Dopo che lo Stato israeliano sia stato il primo a sottoscrivere con Big farma ingenti contratti di forniture vaccinali, i servizi di intelligence e di sicurezza israeliani sono stati i primi a sottoscrivere di recente dei contratti con le multinazionali del digitale per la sicurezza del paese, sicurezza intesa in chiave anti-palestinese, ovviamente, ossia la biometria applicata ai palestinesi. Tanto è che ci è stata una protesta degli stessi lavoratori delle multinazionali che hanno valutato tali contratti una forma esplicita di Apartheid (link). Come se non bastasse, un recente rapporto investigativo rivela che centinaia di ex agenti dell’intelligence militare della famosa organizzazione di spionaggio israeliana Unità 8200 hanno acquisito posizioni di influenza in diverse grandi società tecnologiche, tra cui Google, Facebook, Microsoft e Amazon (link). Gli agenti segreti israeliani lasciano i loro posti nei rispettivi organi di Stato e vanno a lavorare nelle stesse aziende con le quali hanno ottenuto contratti di fornitura di software biometrici, occupando posti ben remunerati.
Visto che il Belpaese si è distinto come paese pilota nella pandemia, in modo perfino più coercitivo di Israele per quanto riguarda l’obbligo vaccinale, e con il primato europeo nella digitalizzazione della PA, non è escluso che il Deep state italico non realizzi anche esso il suo passo verso la sperimentazione biometrica. In fondo, si tratta sempre della stessa porta girevole, consolidata negli anni precedenti, fra lo Stato italiano e le Corporazioni del digitale. Con la differenza che in Italia, non essendoci i presupposti per un apartheid etnico, la biometria dovrà basarsi su altri criteri, ancora da decidere. Tanti commentatori politici commettono il solito errore di dare troppo peso al vincolo esterno, al fatto che Italia sia una colonia americana. Si, le basi militari sono un dato empirico ingombrante, ma non sono determinanti, perché l’establishment italico avrebbe potuto sganciarsi già da tempo dal colonialismo americano, gravitando semplicemente verso altri centri di influenza. Il vincolo esterno serve invece come alibi per le oligarchie locali, la cui ambizione di grandezza spesso supera perfino quella dei colonizzatori. Non è mai escluso che l’allievo possa superare il maestro, e che questo sia più facile che avvenga proprio in un paese dove il potere viene concentrato in una carica istituzionale non eletta dal popolo, ma che gode di totale immunità.

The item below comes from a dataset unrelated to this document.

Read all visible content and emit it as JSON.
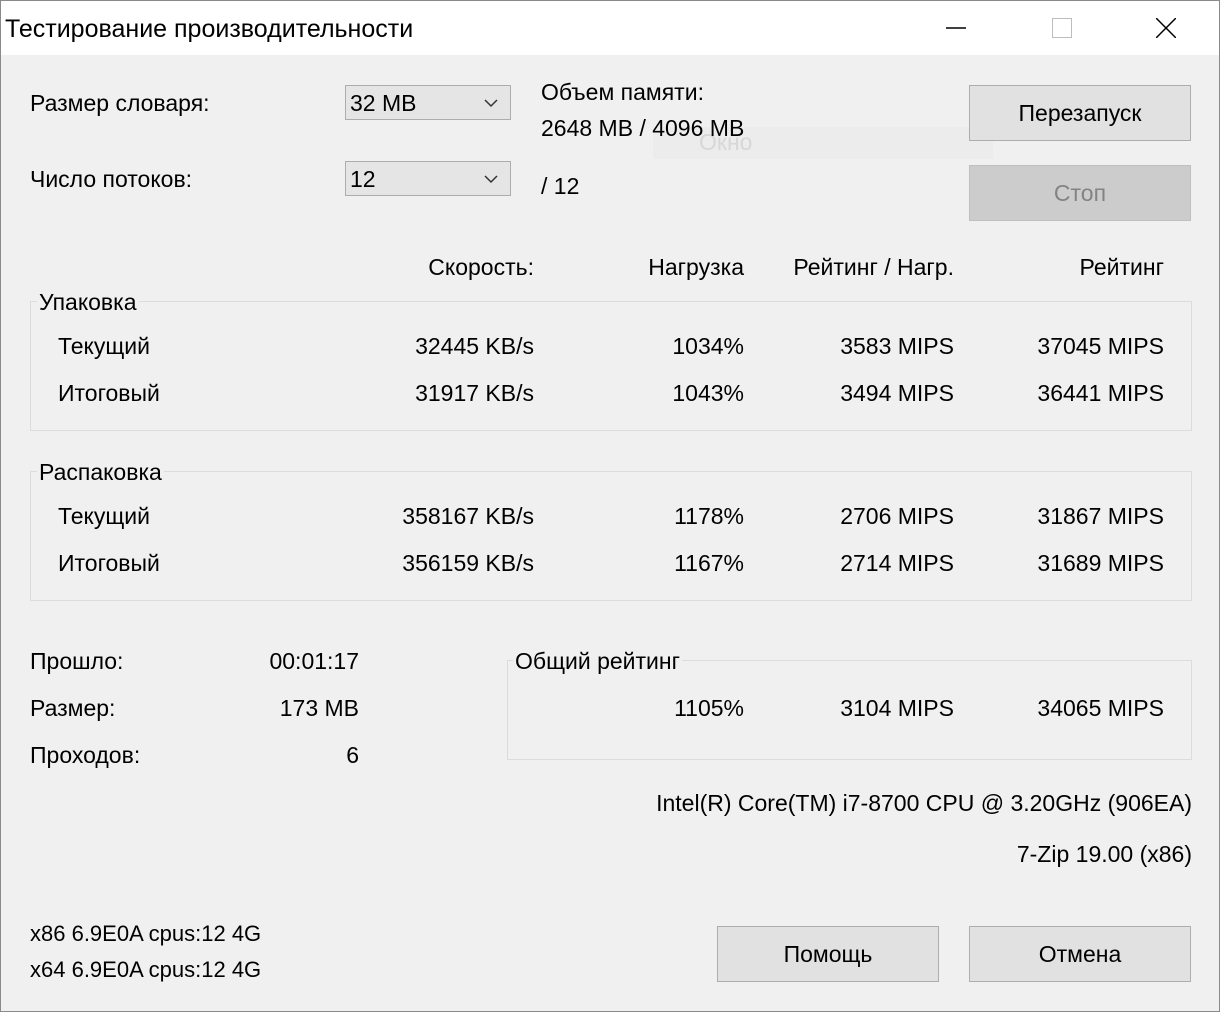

Per cui, quando la borghesia ingioiellata applaude con reverenza Mattarella alla Prima della Scala, essa non applaude il garante autorevole dello Stato di diritto, bensì una figura ambigua e potente oltremodo che garantirà la sua sicurezza, il suo status quo, grazie alla digitalizzazione della società e il paradigma emergenzialista: business in cui una buona parte di quella stessa borghesia ha interessi diretti, mentre quell’altra spera di rimanerci illesa.